People who study with my colleague Bob Quinn may not know particularly much about his grandfather in the medicine, or great-great grandfather or great great great grandmother. They may not have any particular attachment to the man himself. But what I can pretty much guarantee is that they will have the best palpation capacity in the school, the evenest dispositions and a passion for pediatric medicine.

Sure, there are exceptions – but there’s a certain regularity to folks who come from a particular teacher. If you look closely, you can find it. And if you pay attention to it, in many cases, it can help you in your quest to learn East Asian medicine.

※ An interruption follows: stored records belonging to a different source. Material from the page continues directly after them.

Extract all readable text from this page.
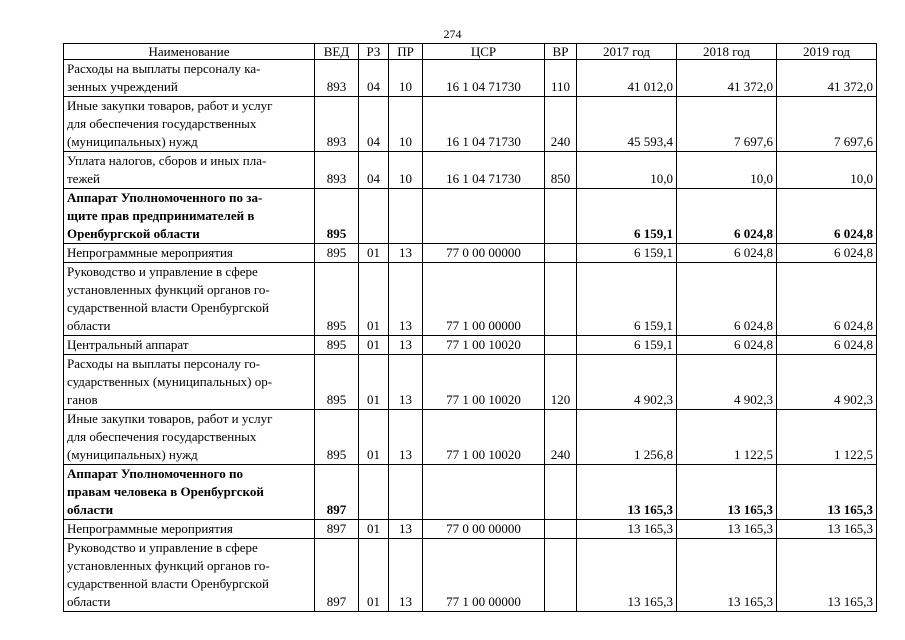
274
Наименование	ВЕД	РЗ	ПР	ЦСР	ВР	2017 год	2018 год	2019 год

Расходы на выплаты персоналу ка-
зенных учреждений	893	04	10	16 1 04 71730	110	41 012,0	41 372,0	41 372,0

Иные закупки товаров, работ и услуг
для обеспечения государственных
(муниципальных) нужд	893	04	10	16 1 04 71730	240	45 593,4	7 697,6	7 697,6

Уплата налогов, сборов и иных пла-
тежей	893	04	10	16 1 04 71730	850	10,0	10,0	10,0

Аппарат Уполномоченного по за-
щите прав предпринимателей в
Оренбургской области	895					6 159,1	6 024,8	6 024,8

Непрограммные мероприятия	895	01	13	77 0 00 00000		6 159,1	6 024,8	6 024,8

Руководство и управление в сфере
установленных функций органов го-
сударственной власти Оренбургской
области	895	01	13	77 1 00 00000		6 159,1	6 024,8	6 024,8

Центральный аппарат	895	01	13	77 1 00 10020		6 159,1	6 024,8	6 024,8

Расходы на выплаты персоналу го-
сударственных (муниципальных) ор-
ганов	895	01	13	77 1 00 10020	120	4 902,3	4 902,3	4 902,3

Иные закупки товаров, работ и услуг
для обеспечения государственных
(муниципальных) нужд	895	01	13	77 1 00 10020	240	1 256,8	1 122,5	1 122,5

Аппарат Уполномоченного по
правам человека в Оренбургской
области	897					13 165,3	13 165,3	13 165,3

Непрограммные мероприятия	897	01	13	77 0 00 00000		13 165,3	13 165,3	13 165,3

Руководство и управление в сфере
установленных функций органов го-
сударственной власти Оренбургской
области	897	01	13	77 1 00 00000		13 165,3	13 165,3	13 165,3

That doesn’t seem particularly important…

All of what I just said isn’t really the reason lineage is important in EAM. The key is what it does for YOU as the practitioner. In the first several years of practice, most of us go through periods of self-doubt and the finding of actual deficiencies in skills, knowledge and personality. Unmoored, unrooted, it can all be a little much.

A connection to a lineage gives you a physical and energetic family – people whom you can reach out to in a number of ways when you are feeling weak, lost, afraid or just not particularly smart. The connection from teacher to student when lineage is respected is profound, even when it is subtle in its manifestations.

A connection to a lineage usually gives you some subset of problems, modalities and historical understanding to grapple with. If your teacher chiefly uses the formulas of Zhang zhongjing, for instance, you’ll be spending most of your time learning about that system and those herbal formulas. This is tremendously useful in creating a more manageable study and practice experience in a field with dizzying diversity!

When one is a part of the lineage – development is inevitable

Lineage is an evolving thing. As it encounters new cultures, new classes, new minds, new technologies, it adapts. Each person adds their own individual spin on parts of the medicine. It grows. It changes. This is something that happens very naturally when you’ve been in practice for a while, I think. Maybe there are some prodigies out there, but I bet it rolls along with Malcolm Gladwell’s 10,000 hour concept fairly well.

After your 10,000 hours, things start to happen in your mind. The unique experiences you’ve had during your upbringing, training and subsequent practice, with the background of your lineage, begin to spark new fields of inquiry, new layers of understanding. The student contributes to the development of the lineage.

But it isn’t just about the information

a kayaker ventures into a dark cave openingAs I’ve discussed elsewhere – it’s not just about the external goods, it’s about those internal. It’s not just the medicine we gain, but a frame of reference. We gain a respect for certain aspects of the field, and yes sometimes a disdain for others (depends on the lineage, really). We become confident in places and less so in others. We learn the lessons of our teachers’ lives – both the good and the bad. We become enlivened by the experiences that are flowing down through us from the past.

It’s worth the process of looking for a teacher, a lineage, and then sticking with the sometimes messy development process. When you do, the rewards are beyond what can be imagined until they are upon you. Like this weekend, when on the teachers’ side (for the first time) of the lineage ceremony that accompanies the graduation of Chinese medicine students at NCNM, I suddenly realized the profound debt of gratitude I owe to my teachers, my lineage. Of course I recognized it intellectually before, but the lineage reached into me – and showed me another layer.

It all became real in that moment – what I’m doing in my clinical practice and with my teaching. From that point forward, everything has changed. Everything is coming into focus. The shift is beyond profound, and beyond description. To me, that’s the power of the lineage. Worth consideration?